The idea of ‘zero’ – crucial to mathematics and all calculations – is widely believed to have originated in India, but carbon dating at the University of Oxford has now proved that an Indian text mentioned it as early as the third or fourth century – much earlier than thought.
Considered the oldest recorded origin of ‘zero’, its mention in the Bakhshali manuscript dates it to a period hundreds of years than previously thought. It was found in 1881 in a field in Bakhshali village near Peshawar, and has been in the Bodleian Library of Oxford since 1902.
The library said on Thursday that the surprising results of the first ever radiocarbon dating on the Bakhshali manuscript which contains hundreds of zeroes reveals that it dates from as early as the third or fourth century – approximately five centuries older than scholars had previously believed.
This means that the manuscript in fact predates a ninth century inscription of zero on the wall of a temple in Gwalior, which was previously considered to be the oldest recorded example of a zero used as a placeholder in India. The findings are highly significant for the study of the early history of mathematics, it said.
“The zero symbol that we use today evolved from a dot that was used in ancient India and can be seen throughout the Bakhshali manuscript. The dot was originally used as a ‘placeholder’, meaning it was used to indicate orders of magnitude in a number system – for example, denoting 10s, 100s and 1000s”, the library said.
While the use of zero as a placeholder was seen in several different ancient cultures, such as among the ancient Mayans and Babylonians, the symbol in the Bakhshali manuscript is considered particularly significant for two reasons. First, it is this dot that evolved to have a hollow centre and became the symbol that we use as zero today. Secondly, it was only in India that this zero developed into a number in its own right, hence creating the concept and the number zero that we understand today.

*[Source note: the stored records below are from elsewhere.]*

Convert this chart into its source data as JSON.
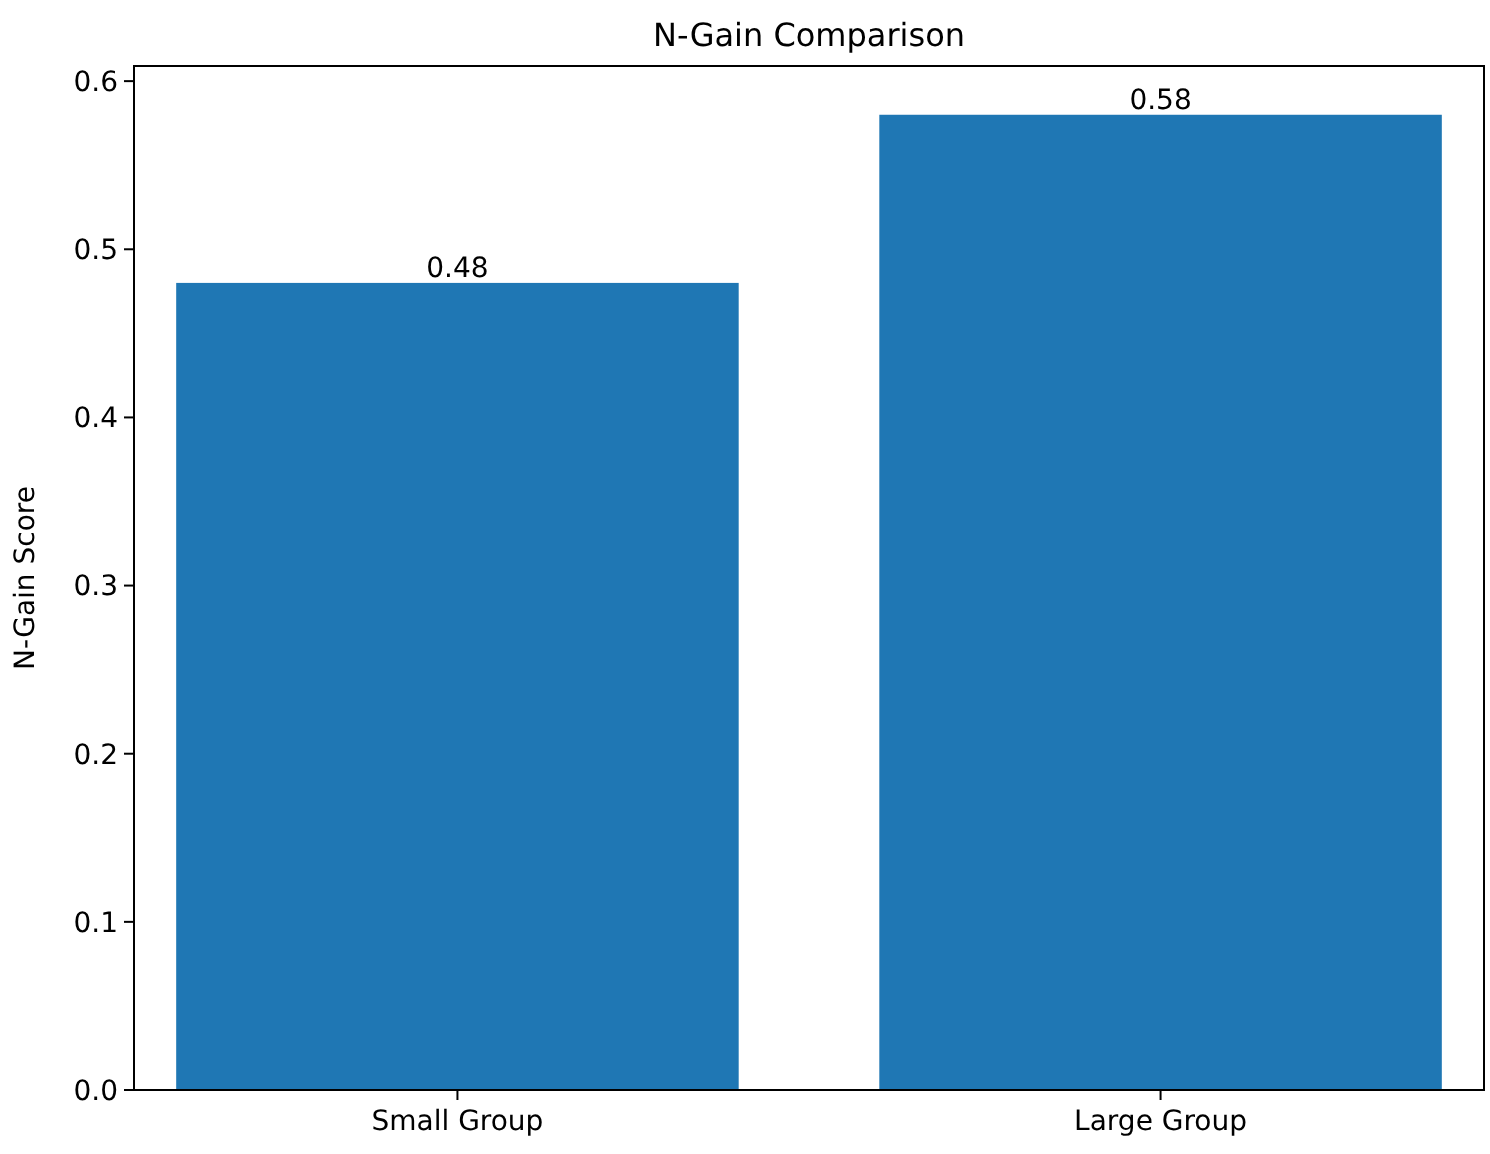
{
  "chart_data": {
    "type": "bar",
    "title": "N-Gain Comparison",
    "ylabel": "N-Gain Score",
    "categories": [
      "Small Group",
      "Large Group"
    ],
    "values": [
      0.48,
      0.58
    ],
    "color": "#1f77b4",
    "ylim": [
      0,
      0.609
    ],
    "yticks": [
      {
        "value": 0,
        "label": "0.0"
      },
      {
        "value": 0.1,
        "label": "0.1"
      },
      {
        "value": 0.2,
        "label": "0.2"
      },
      {
        "value": 0.3,
        "label": "0.3"
      },
      {
        "value": 0.4,
        "label": "0.4"
      },
      {
        "value": 0.5,
        "label": "0.5"
      },
      {
        "value": 0.6,
        "label": "0.6"
      }
    ],
    "data_labels": true,
    "grid": false
  }
}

This happened in 628 AD, just a few centuries after the Bakhshali manuscript was produced, when the Indian astronomer and mathematician Brahmagupta wrote a text called Brahmasphutasiddhanta, which is the first document to discuss zero as a number.
The document will be displayed in the ‘Illuminating India: 5000 Years of Science' exhibition at the Science Museum in London from October 4. It is part of a season of exhibitions and events that celebrates India’s contribution to science, technology and mathematics.

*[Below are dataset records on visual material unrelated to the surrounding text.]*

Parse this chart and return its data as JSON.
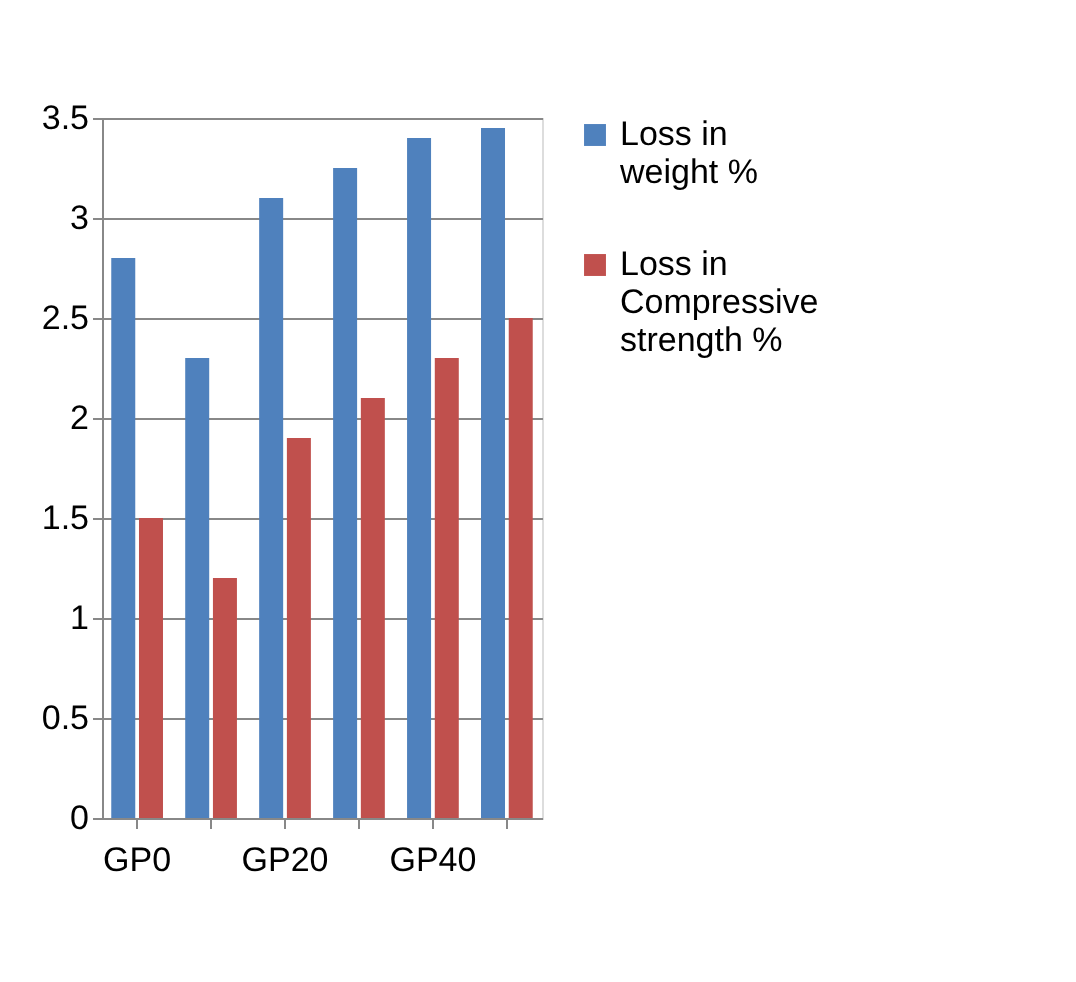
{
  "chart_data": {
    "type": "bar",
    "categories": [
      "GP0",
      null,
      "GP20",
      null,
      "GP40",
      null
    ],
    "series": [
      {
        "name": "Loss in weight %",
        "color": "#4f81bd",
        "values": [
          2.8,
          2.3,
          3.1,
          3.25,
          3.4,
          3.45
        ]
      },
      {
        "name": "Loss in Compressive strength %",
        "color": "#c0504d",
        "values": [
          1.5,
          1.2,
          1.9,
          2.1,
          2.3,
          2.5
        ]
      }
    ],
    "ylim": [
      0,
      3.5
    ],
    "yticks": [
      0,
      0.5,
      1,
      1.5,
      2,
      2.5,
      3,
      3.5
    ],
    "grid": "y",
    "legend": "right"
  }
}
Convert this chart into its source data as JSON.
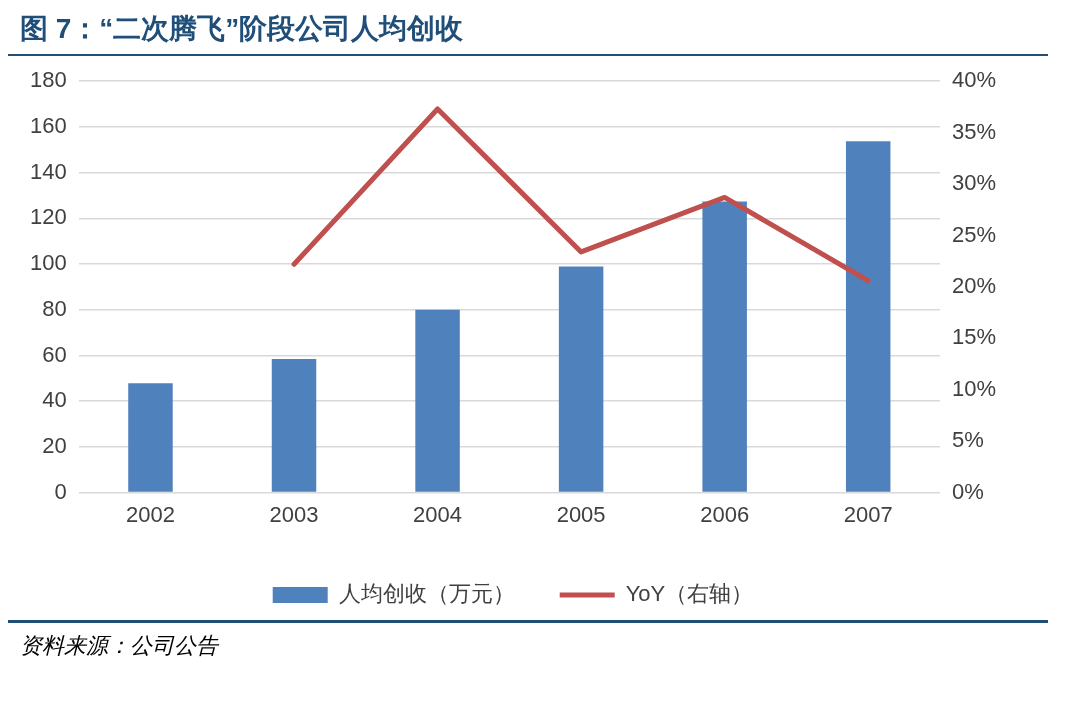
{
  "chart_data": {
    "type": "bar",
    "title": "图 7：“二次腾飞”阶段公司人均创收",
    "categories": [
      "2002",
      "2003",
      "2004",
      "2005",
      "2006",
      "2007"
    ],
    "series": [
      {
        "name": "人均创收（万元）",
        "color": "#4f81bd",
        "values": [
          47.8,
          58.4,
          80.0,
          98.9,
          127.4,
          153.7
        ]
      },
      {
        "name": "YoY（右轴）",
        "type": "line",
        "axis": "y2",
        "color": "#c0504d",
        "values": [
          null,
          22.2,
          37.3,
          23.4,
          28.7,
          20.6
        ]
      }
    ],
    "ylim": [
      0,
      180
    ],
    "yticks": [
      0,
      20,
      40,
      60,
      80,
      100,
      120,
      140,
      160,
      180
    ],
    "y2lim": [
      0,
      40
    ],
    "y2ticks": [
      {
        "value": 0,
        "label": "0%"
      },
      {
        "value": 5,
        "label": "5%"
      },
      {
        "value": 10,
        "label": "10%"
      },
      {
        "value": 15,
        "label": "15%"
      },
      {
        "value": 20,
        "label": "20%"
      },
      {
        "value": 25,
        "label": "25%"
      },
      {
        "value": 30,
        "label": "30%"
      },
      {
        "value": 35,
        "label": "35%"
      },
      {
        "value": 40,
        "label": "40%"
      }
    ],
    "grid": "y",
    "legend": "bottom",
    "marker": "none",
    "line_style": "solid",
    "annotations": [
      "资料来源：公司公告"
    ]
  }
}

Although the Bakhshali manuscript is widely acknowledged as the oldest Indian mathematical text, the exact age of the manuscript has long been the subject of academic debate. The most authoritative academic study on the manuscript, conducted by Japanese scholar Hayashi Takao, asserted that it probably dated from between the eighth and the 12th century, based on factors such as the style of writing and the literary and mathematical content.

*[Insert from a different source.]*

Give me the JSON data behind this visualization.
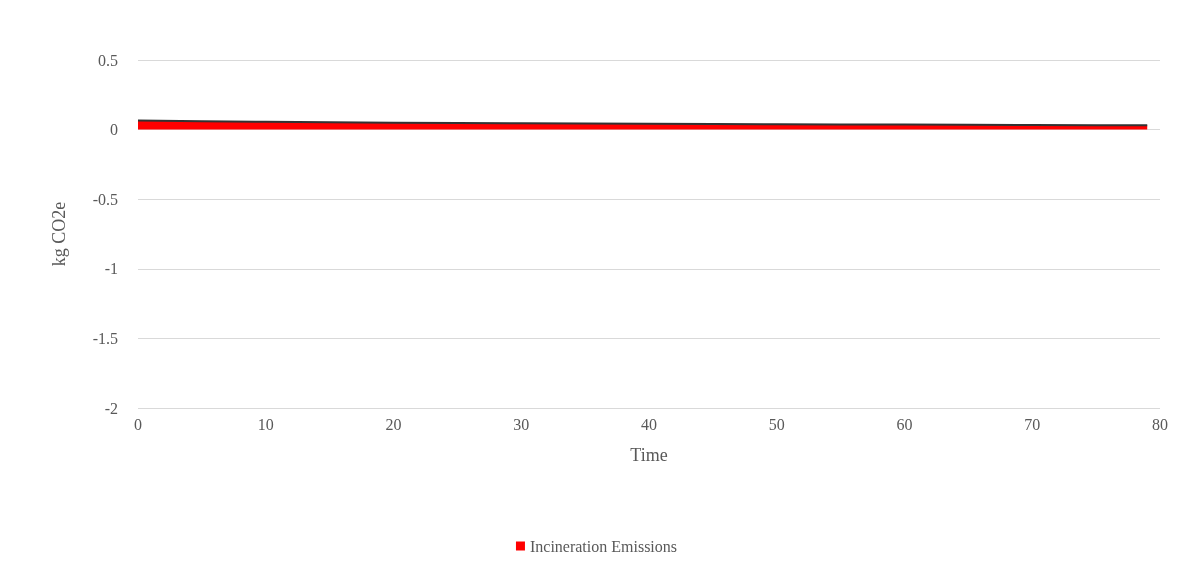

The new carbon dating reveals that the reason why it was previously so difficult for scholars to pinpoint the Bakhshali manuscript’s date is because the manuscript, which consists of 70 fragile leaves of birch bark, is in fact composed of material from at least three different periods.
Marcus du Sautoy, professor of Mathematics at the University of Oxford, said: “Today we take it for granted that the concept of zero is used across the globe and is a key building block of the digital world. But the creation of zero as a number in its own right, which evolved from the placeholder dot symbol found in the Bakhshali manuscript, was one of the greatest breakthroughs in the history of mathematics”.
“We now know that it was as early as the third century that mathematicians in India planted the seed of the idea that would later become so fundamental to the modern world. The findings show how vibrant mathematics have been in the Indian subcontinent for centuries.”